Point

# Posté le samedi 11 août 2007 19:35

Mes yeux.

Mes yeux.
Je suis un corps. Et je suis un intermédiaire, messager, traducteur, au service d'une âme qui ne parle pas votre langue.

L'âme ne sait qu'un langage au delà des mots. Ces vulgaires petites particules qui ne font qu'imiter ce qu'ils appellent communément émotion. De fades substituts dont le devoir est de la mettre en forme pour lui donner vainement une représentation concrète, afin qu'elle devienne plus simple à comprendre, pour vous, pauvres humains que vous êtes.
Vous, et votre perpetuel désir de savoir l'inaprochable, d'interpréter les codes imperceptibles, d'inventer pour élucider l'abstrait. Vous, dans votre demeure, enfermés au fond de cette terne caverne, où danse un feu de joie, où ne sont visibles que les ombres de l'insaisissable réalité : d'apparentes silouhettes diformes, issues de ce vague éclairement illusoire.
L'âme ne sait qu'un langage, qui n'est pas le vôtre. Celui d'un monde diurne, à l'extérieur de la caverne. Alors, je suis la flamme et je vous retranscris formellement ces chimères, ces reflets, de l'autre côté du fond, dans la pénombre abyssale.
Inspiré dans l'oeil du cyclone, expiré au coeur de l'écrit vain...

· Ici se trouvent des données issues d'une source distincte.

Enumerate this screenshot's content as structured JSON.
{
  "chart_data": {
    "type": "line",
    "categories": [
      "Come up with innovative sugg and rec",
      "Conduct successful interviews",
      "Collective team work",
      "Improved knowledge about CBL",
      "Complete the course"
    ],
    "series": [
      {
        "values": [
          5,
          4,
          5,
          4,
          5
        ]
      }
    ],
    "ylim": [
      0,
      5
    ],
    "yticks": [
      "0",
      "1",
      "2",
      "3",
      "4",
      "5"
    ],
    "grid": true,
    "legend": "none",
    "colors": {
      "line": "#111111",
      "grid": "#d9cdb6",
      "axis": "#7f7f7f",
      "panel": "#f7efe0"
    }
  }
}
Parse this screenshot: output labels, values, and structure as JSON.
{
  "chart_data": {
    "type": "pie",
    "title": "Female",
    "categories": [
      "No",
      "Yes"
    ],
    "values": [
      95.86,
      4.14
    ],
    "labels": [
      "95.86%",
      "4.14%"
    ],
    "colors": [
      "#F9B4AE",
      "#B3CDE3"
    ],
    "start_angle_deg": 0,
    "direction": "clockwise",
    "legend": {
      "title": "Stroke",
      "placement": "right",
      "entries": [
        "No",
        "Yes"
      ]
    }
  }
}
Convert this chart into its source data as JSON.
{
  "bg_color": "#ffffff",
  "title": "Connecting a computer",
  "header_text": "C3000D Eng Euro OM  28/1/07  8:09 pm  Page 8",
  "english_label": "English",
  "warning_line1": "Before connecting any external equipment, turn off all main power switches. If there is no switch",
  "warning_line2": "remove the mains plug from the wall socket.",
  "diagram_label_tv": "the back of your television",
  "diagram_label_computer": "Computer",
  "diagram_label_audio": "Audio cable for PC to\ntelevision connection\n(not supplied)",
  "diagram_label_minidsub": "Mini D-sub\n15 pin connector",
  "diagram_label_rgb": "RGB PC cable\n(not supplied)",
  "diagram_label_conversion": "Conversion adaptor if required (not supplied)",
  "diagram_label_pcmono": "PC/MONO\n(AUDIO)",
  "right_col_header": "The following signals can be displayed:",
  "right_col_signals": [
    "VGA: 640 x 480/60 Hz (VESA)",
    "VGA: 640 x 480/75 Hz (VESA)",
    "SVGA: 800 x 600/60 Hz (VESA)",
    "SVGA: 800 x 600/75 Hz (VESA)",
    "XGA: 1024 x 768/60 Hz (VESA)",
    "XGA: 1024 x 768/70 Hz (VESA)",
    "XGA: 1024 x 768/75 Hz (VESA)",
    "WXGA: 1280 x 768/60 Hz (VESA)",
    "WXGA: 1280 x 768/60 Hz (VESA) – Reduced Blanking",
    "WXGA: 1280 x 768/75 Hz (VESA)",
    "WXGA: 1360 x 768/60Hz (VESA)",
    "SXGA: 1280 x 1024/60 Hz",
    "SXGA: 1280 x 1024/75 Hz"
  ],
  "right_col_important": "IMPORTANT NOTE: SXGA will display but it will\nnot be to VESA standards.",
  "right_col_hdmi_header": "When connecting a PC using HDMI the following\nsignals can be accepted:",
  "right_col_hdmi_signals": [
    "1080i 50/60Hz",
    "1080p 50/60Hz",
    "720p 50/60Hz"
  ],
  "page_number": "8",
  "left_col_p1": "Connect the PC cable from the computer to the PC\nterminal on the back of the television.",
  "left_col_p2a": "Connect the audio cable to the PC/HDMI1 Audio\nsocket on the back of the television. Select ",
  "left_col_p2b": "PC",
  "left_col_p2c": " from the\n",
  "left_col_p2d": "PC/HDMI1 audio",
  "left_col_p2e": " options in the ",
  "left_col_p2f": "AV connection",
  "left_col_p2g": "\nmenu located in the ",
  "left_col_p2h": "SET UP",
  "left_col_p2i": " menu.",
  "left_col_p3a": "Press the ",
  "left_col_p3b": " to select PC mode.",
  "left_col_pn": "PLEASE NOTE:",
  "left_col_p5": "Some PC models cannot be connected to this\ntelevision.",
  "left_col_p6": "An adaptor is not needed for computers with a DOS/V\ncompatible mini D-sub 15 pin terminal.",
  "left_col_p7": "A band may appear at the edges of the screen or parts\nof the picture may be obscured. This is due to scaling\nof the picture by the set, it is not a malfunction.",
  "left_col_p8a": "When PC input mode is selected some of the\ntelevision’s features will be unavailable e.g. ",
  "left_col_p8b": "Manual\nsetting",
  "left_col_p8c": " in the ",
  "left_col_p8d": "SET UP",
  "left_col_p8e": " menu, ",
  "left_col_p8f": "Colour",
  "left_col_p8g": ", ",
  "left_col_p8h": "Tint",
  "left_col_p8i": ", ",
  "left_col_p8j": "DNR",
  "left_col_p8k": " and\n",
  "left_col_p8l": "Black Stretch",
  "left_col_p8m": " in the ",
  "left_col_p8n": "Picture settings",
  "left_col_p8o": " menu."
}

Je suis un corps. Mais l'âme qui me réside ne réagit pas en parfaite harmonie avec moi, qui me retrouve limité dans mes mouvements, en désaccord avec ses demandes, ses attentes. Je ne puis poursuivre son rythme comme il se devrait. Parfois même, je ne la suis pas. Elle est très exigeante, vous comprenez, même si, suite à la venue de désirs refoulés, elle a su la patience.
Je suis une barrière à sa libération. Je suis un obstacle à son épanouissement. Cette si belle fleur qui a tant de pétals à déployer au grand jour...

Je suis un corps. Elle m'en veut quelque part...C'est pourquoi elle me fait subir le sort de ses capacités, et je me retrouve pantin épris d'une folie sans bornes, arrêté par l'excès de vitesse. Je me dois de ralentir mais c'est elle qui me brusque, parce qu'elle avance trop vite et la route n'est pas toujours fluide.
C'est là qu'elle me maitrise, me contrôle, s'empare de moi, jusqu'à l'épuisement.

Elle est le démon qui me possède. Je suis un esclave soumis à sa domination. Et pourtant, je suis sa prison.
Mais quelques bribes de son sang dégoulinent par delà les barreaux qui l'encerclent pour regagner cette feuille où j'imprime ces mots.

Je suis un corps. Et parfois, c'est moi qui lui en veut, de m'imposer sa présence. Je voudrais dormir. Mais je sais que paradoxalement, je la fais vivre et vous traduis ce qu'elle me murmure aux creux de mon oreille, sous l'accablements de ses journées moroses, à travers ma perpetuelle attente d'une heure qui ne viendra jamais.

Je suis un corps et je la sens monter, descendre, hurler son désir de vivre et de m'anéantir. Je la ressens projeter de me dévaster.

Dès fois, moi aussi, je voudrais être libre...

Ouvrez les yeux ! Et vous verrez l'âme qui m'habite. Lorsque je chante, lorsque je ris, lorsque je pleure. Que je mette un masque, ou que je le retire, vous aurez toujours la possibilité de l'entrapercevoir, son miroir : mes yeux.